At times I have written long winded thesis statements for two reasons. one being that many posts are siimiliar in nature (the amount of guys addicted to online porn at the expense of their relationships.) So having information at hand helped in responces.

There have been times when I have had nothing intelligent to add but have read some of the responces of others and marveled at their insight.

Chris the time here has been wonderful. I love the site and the ways it has grown. I remember when you first pm'd me and the time you took me up and called me. I knew the formula of a successful forum. Chris put so much trust in a stanger giving him advice.

The people here have been wondeful. Even if I don't always agree they come at things from perspectives that make me second guess things.

I hope that in the end I can help people. Even if I make the difference for just one person all this will be worth it. Time well invested.

Thanks to dcrim too. I have been on forums with him for some time. He should make a great addition to the forums.

One advantage I have had is the fact I own my own store and can post from there or at home so I am here and around a lot.

Thanks to all. The time has been well spent. I have learned as much as I have shared.

draconis


----------



## 827Aug (Apr 27, 2008)

Wow! What a nice story. Draconis, it's always great to get your input!


----------



## voivod (Aug 7, 2008)

draconis...
let me be the latest to say big ups to you my man! here's a guy who has his own damned story to tell about how life has given him a raw deal, and all he does is come here and honor us with his wisdom and presence...drac THANK YOU MAN! you need to know you've kept me afloat through a very difficult time. your advice has been spot on, and when things weren't going as i'd hoped, you always had the ability to find the "silver lining." God's plan makes for a wild ride sometimes, but you, my man RISE ABOVE!!!
chris


----------



## draconis (Oct 3, 2007)

voivod ~ I really don't know what to say. I always feel humbled at how much you have overcome and how much you have changed your life.

draconis


----------



## voivod (Aug 7, 2008)

moi? my friend, not without you. i mean it.


----------



## cheewagacheewaga (Aug 28, 2008)

I just joined and already I see draconis contributing everywhere. Even though it's been 1-year, he still might be a spam bot. Best to ban him now just in case...  just kidding.

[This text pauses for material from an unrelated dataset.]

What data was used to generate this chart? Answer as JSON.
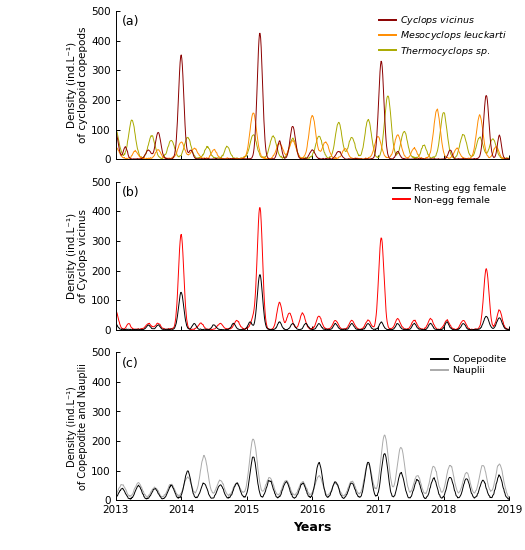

In a way it's nice to have a small community forum, though. If it gets too big, it turns into one of those crazy message boards and people will leave.


----------



## Amplexor (Feb 13, 2008)

Congratulations Drac. You have been a steady and thoughtful adviser on this board to so many. You take the time to try and fully understand the poster’s needs and concerns and follow up with questions of them as well. I admire your steadfastness in helping others especially given the physical difficulties you face in your daily life. When I began lurking here early this year your responses and sage was one of the major factors in me joining and calling this forum “home” for my marital difficulties. Thanks for all you do for us all and have a great weekend.


----------



## draconis (Oct 3, 2007)

Amplexor said:


> Congratulations Drac. You have been a steady and thoughtful adviser on this board to so many. You take the time to try and fully understand the poster’s needs and concerns and follow up with questions of them as well. I admire your steadfastness in helping others especially given the physical difficulties you face in your daily life. When I began lurking here early this year your responses and sage was one of the major factors in me joining and calling this forum “home” for my marital difficulties. Thanks for all you do for us all and have a great weekend.


Thank you very much, it is always nice to here that I made a difference. My MD has slowed me down some but I never want it to defeat me. After losing the use of three fingers I looked at via voice and dragon speak as a way to stay active typing but in the end decided to reinvent the way I typed. It has worked for me so far.

The community has grown in wonderful way. The mods have kept the boards clean of spam and the talks are civil. I think of this place as home as well.

draconis


----------



## MarkTwain (Aug 1, 2008)

draconis-

Good for you drac. Your effort here has helped a huge amount of people, and there is no doubt in my mind that this is internet at it's best.


----------